From Libre Accèss (translated into English):
The writer François Bon, the publisher publie.net, and its distributors received today a letter from Gallimard Editions, demanding the takedown of a new French translation of “The Old Man and the Sea” just issued by François Bon on Publie.net (see François Bon’s post on his site). Gallimard’s letter reminded the recipients that it owns the publishing rights (digital ones included) for any French edition of the work (not only the 1954 translation by Jean Dutourd sold by the former Sebastien Bottin Street publishing house) : this unauthorized translation is therefore counterfeit.
Acknowledging its error, Publie.net immediately removed the book from its site, and so did the distributors.
Such a mistake is obviously due to the intricacy of copyright(en), which differs in duration according to the birth country of the authors and the countries it applies to. For instance, while the work of Ernest Hemingway is totally free of copyright starting this year in Canada, where the 50 years after death rule applies (Hemingway committed suicide in 1961).
. . . .
Therefore, it’s not the case in France. Gallimard owns the rights to all French translations until these enter the public domain in the US, because, as Numerama mentioned, article L123-12 of the (French) intellectual property code mandates a protection period equivalent to the one from the country of origin of the work, i.e. 2047.
. . . .
Only Gallimard can authorize a translation of “The Old Man and the Sea” in France, in particular to update it and render it more faithful to the original – which is clearly not true of the antiquated and approximate translation by the French academic. Gallimard is the only one who may authorize it because it obtained a grant from the original publisher, not limited to the translation itself but to the specified country and language. More or less as in good old colonial times… These rules create serious problems in other French-speaking countries, as they impose a market almost always unadapted to the economic constraints of these countries.

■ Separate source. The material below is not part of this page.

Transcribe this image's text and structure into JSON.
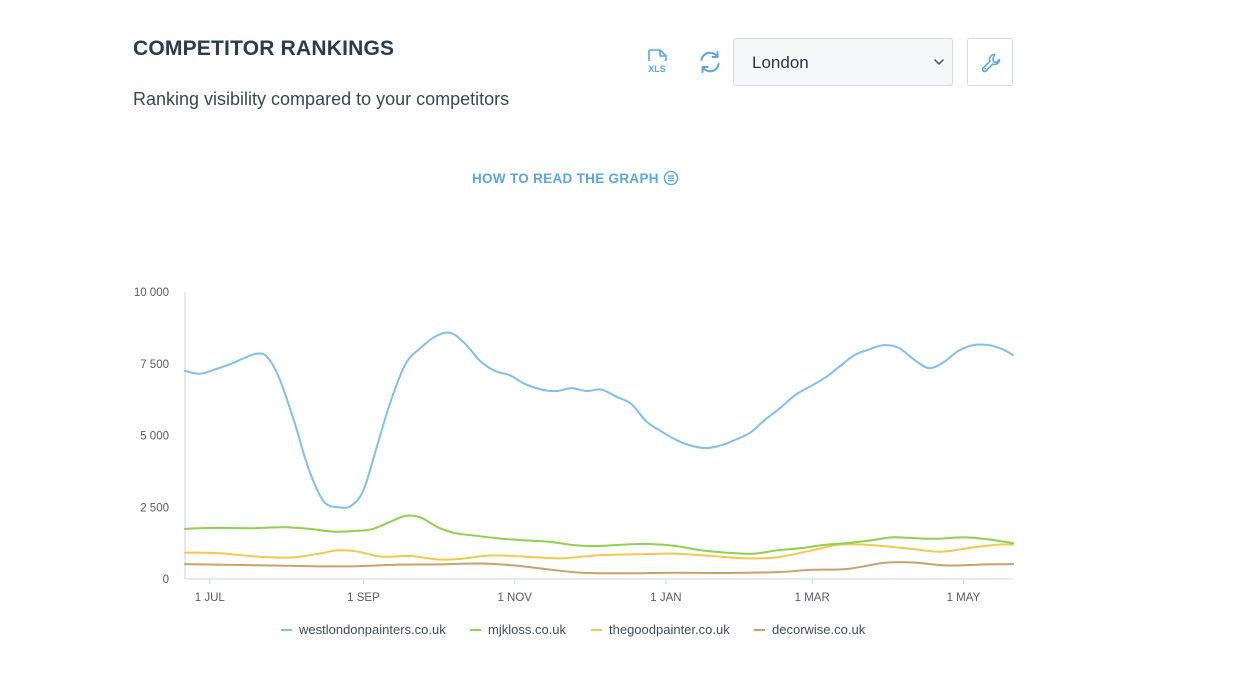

All this is just to say that François Bon’s translation could well be published in Canada. But not in France.
. . . .
This is just another story, yet emblematic of the ever increasing disconnection between creation and law, sharing and property. It’s been quite a while now that copyright is no longer the heir to that created during the Enlightenment, but has become an instrument in the hands of cultural industries to impose their law. Copyright has become a but an – ever higher – barrier to block creation and sharing. What this story shows once again is that time has come to lay out in detail the fundamentals of creation that have been gradually appropriated by the cultural industries who have imposed a lengthening of right for their own profit and to the detriment of sharing and creativity.
. . . .
Truly, as Rémi Mathis, chairman of the board of Wikimédia France, said on Twitter : “after 50 years, can Le vieil homme et la mer (“The Old Man and the Sea”) still lawfully belong to a rights holder when it belongs to the imagination of the whole world ? The term of a patent, that is to say an industrial title deed, is on average only 20 years. How can it be longer for art or creation ? In my lifetime, will I ever have the right to read a translation of Hemingway’s work other than Jean Dutourd’s ?
Link to the rest at Libre Accèss and thanks to Antoine for the tip.
Passive Guy is a believer in strong copyright protections, but feels the current standard in the US – the life of the author plus 70 years – and similar standards around the world provide protection for much too long.
Article I, Section 8, Clause 8 of the United States Constitution provides the rationale for copyright protection:
To promote the Progress of Science and useful Arts, by securing for limited Times to Authors and Inventors the exclusive Right to their respective Writings and Discoveries.
Note the purpose of these protections is to “promote the progress of science and the useful arts”, not to protect the rights of heirs of authors to royalties for the remainder of the heirs’ lives. The protection is to be for “limited times” and PG believes the life of the author plus 70 years is not a limited time in the sense used in the cited clause.